In the kernel, the heap is a fixed and scalable VMA at one end (figure: middle left ). The scalable end is adjusted by calling BRK. Libc manages heap space. When you call malloc to allocate memory, libc tries its best to allocate it from the existing heap. If the heap space is insufficient, increase the heap space through BRK.
When you free the allocated space, libc may reduce the heap space through BRK. However, it is difficult to reduce the size of heap space. In this case, the user space is allocated with 10 consecutive memories, and the first nine are free. At this time, even if the remaining 10th blocks are only 1 byte large, libc cannot reduce the heap size. Because the heap is only scalable at one end, and the middle cannot be hollowed out. The 10th block of memory occupies the Scalable end of the heap, And the heap size cannot be reduced, and related resources cannot be returned to the kernel.
When the user malloc a large memory, libc maps a new VMA through the MMAP system call. Because it is difficult to adjust the heap size and manage the space, it is more convenient to re-build a VMA (the free problem mentioned above is also one of the reasons ).

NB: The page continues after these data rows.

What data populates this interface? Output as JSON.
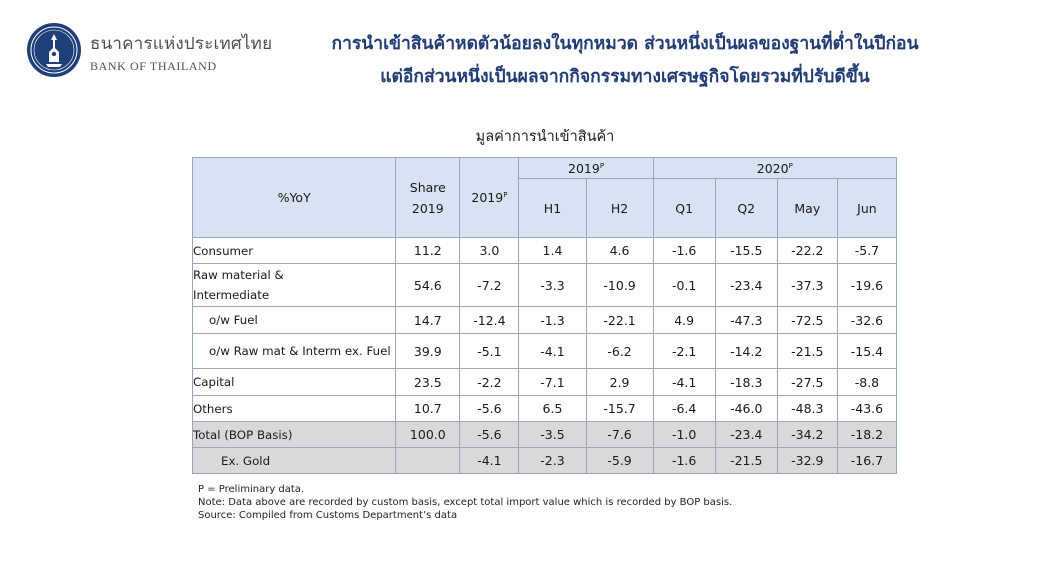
{
  "bank": {
    "name_th": "ธนาคารแห่งประเทศไทย",
    "name_en": "BANK OF THAILAND"
  },
  "headline": {
    "line1": "การนำเข้าสินค้าหดตัวน้อยลงในทุกหมวด ส่วนหนึ่งเป็นผลของฐานที่ต่ำในปีก่อน",
    "line2": "แต่อีกส่วนหนึ่งเป็นผลจากกิจกรรมทางเศรษฐกิจโดยรวมที่ปรับดีขึ้น"
  },
  "table": {
    "title": "มูลค่าการนำเข้าสินค้า",
    "header": {
      "label": "%YoY",
      "share_line1": "Share",
      "share_line2": "2019",
      "year": "2019",
      "year_sup": "P",
      "group1": "2019",
      "group1_sup": "P",
      "group2": "2020",
      "group2_sup": "P",
      "h1": "H1",
      "h2": "H2",
      "q1": "Q1",
      "q2": "Q2",
      "may": "May",
      "jun": "Jun"
    },
    "rows": [
      {
        "label": "Consumer",
        "share": "11.2",
        "y2019": "3.0",
        "h1": "1.4",
        "h2": "4.6",
        "q1": "-1.6",
        "q2": "-15.5",
        "may": "-22.2",
        "jun": "-5.7"
      },
      {
        "label": "Raw material & Intermediate",
        "share": "54.6",
        "y2019": "-7.2",
        "h1": "-3.3",
        "h2": "-10.9",
        "q1": "-0.1",
        "q2": "-23.4",
        "may": "-37.3",
        "jun": "-19.6"
      },
      {
        "label": "o/w Fuel",
        "share": "14.7",
        "y2019": "-12.4",
        "h1": "-1.3",
        "h2": "-22.1",
        "q1": "4.9",
        "q2": "-47.3",
        "may": "-72.5",
        "jun": "-32.6"
      },
      {
        "label": "o/w Raw mat & Interm ex. Fuel",
        "share": "39.9",
        "y2019": "-5.1",
        "h1": "-4.1",
        "h2": "-6.2",
        "q1": "-2.1",
        "q2": "-14.2",
        "may": "-21.5",
        "jun": "-15.4"
      },
      {
        "label": "Capital",
        "share": "23.5",
        "y2019": "-2.2",
        "h1": "-7.1",
        "h2": "2.9",
        "q1": "-4.1",
        "q2": "-18.3",
        "may": "-27.5",
        "jun": "-8.8"
      },
      {
        "label": "Others",
        "share": "10.7",
        "y2019": "-5.6",
        "h1": "6.5",
        "h2": "-15.7",
        "q1": "-6.4",
        "q2": "-46.0",
        "may": "-48.3",
        "jun": "-43.6"
      },
      {
        "label": "Total (BOP Basis)",
        "share": "100.0",
        "y2019": "-5.6",
        "h1": "-3.5",
        "h2": "-7.6",
        "q1": "-1.0",
        "q2": "-23.4",
        "may": "-34.2",
        "jun": "-18.2"
      },
      {
        "label": "Ex. Gold",
        "share": "",
        "y2019": "-4.1",
        "h1": "-2.3",
        "h2": "-5.9",
        "q1": "-1.6",
        "q2": "-21.5",
        "may": "-32.9",
        "jun": "-16.7"
      }
    ]
  },
  "notes": {
    "line1": "P = Preliminary data.",
    "line2": "Note: Data above are recorded by custom basis, except total import value which is recorded by BOP basis.",
    "line3": "Source: Compiled from Customs Department’s data"
  }
}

So why not always map a new VMA to MMAP during malloc? First, for the allocation and recovery of small spaces, the heap space managed by libc can meet the requirements and does not need to be called by the system every time. In addition, VMA is in the unit of page, and the smallest is to allocate a page. Second, too many VMA will reduce system performance. When a page is missing, VMA is created and destroyed, the heap space is adjusted, and so on, VMA operations are required, you need to find the (or those) VMA to be operated in all VMA of the current process. A large number of VMA instances will inevitably cause performance degradation. (When there are few VMA processes, the kernel uses a linked list to manage VMA. If there are many VMA instances, use the red/black tree to manage them .)

[User Stack]
Like the heap, the stack is also a VMA (figure: middle left). This VMA is fixed at one end and scalable at one end (note that it cannot be scaled down. This VMA is special. There is no system call similar to BRK to make the VMA stretch, and it is automatically stretched.
When the virtual address accessed by the user crosses this VMA, the kernel will automatically increase the VMA when handling page-missing exceptions. The kernel will check the current stack register (for example, ESP). The accessed virtual address cannot exceed ESP plus N (n is the maximum number of bytes for one-time stack pressure for CPU pressure stack commands ). That is to say, the kernel uses esp as the benchmark to check whether access is out of bounds.
However, the ESP value can be read and written freely by the user State program. What should I do if the user program adjusts the ESP to make the stack very large? There is a set of configuration about process restrictions in the kernel, where there is a stack size configuration, the stack can only be so large, and then an error occurs.
For a process, the stack can be stretched to a large size (for example, 8 Mb ). But what about threads?
First, what is the thread stack? As mentioned above, the mm of a thread shares its parent process. Although the stack is a VMA in mm, the thread cannot share this VMA with its parent process (two running entities obviously do not need to share one stack ). Therefore, when a thread is created, the thread library creates a VMA through MMAP, which serves as the thread stack (larger than generally: 2 m ).
It can be seen that the stack of a thread is not a real stack in a sense. It is a fixed area and has limited capacity.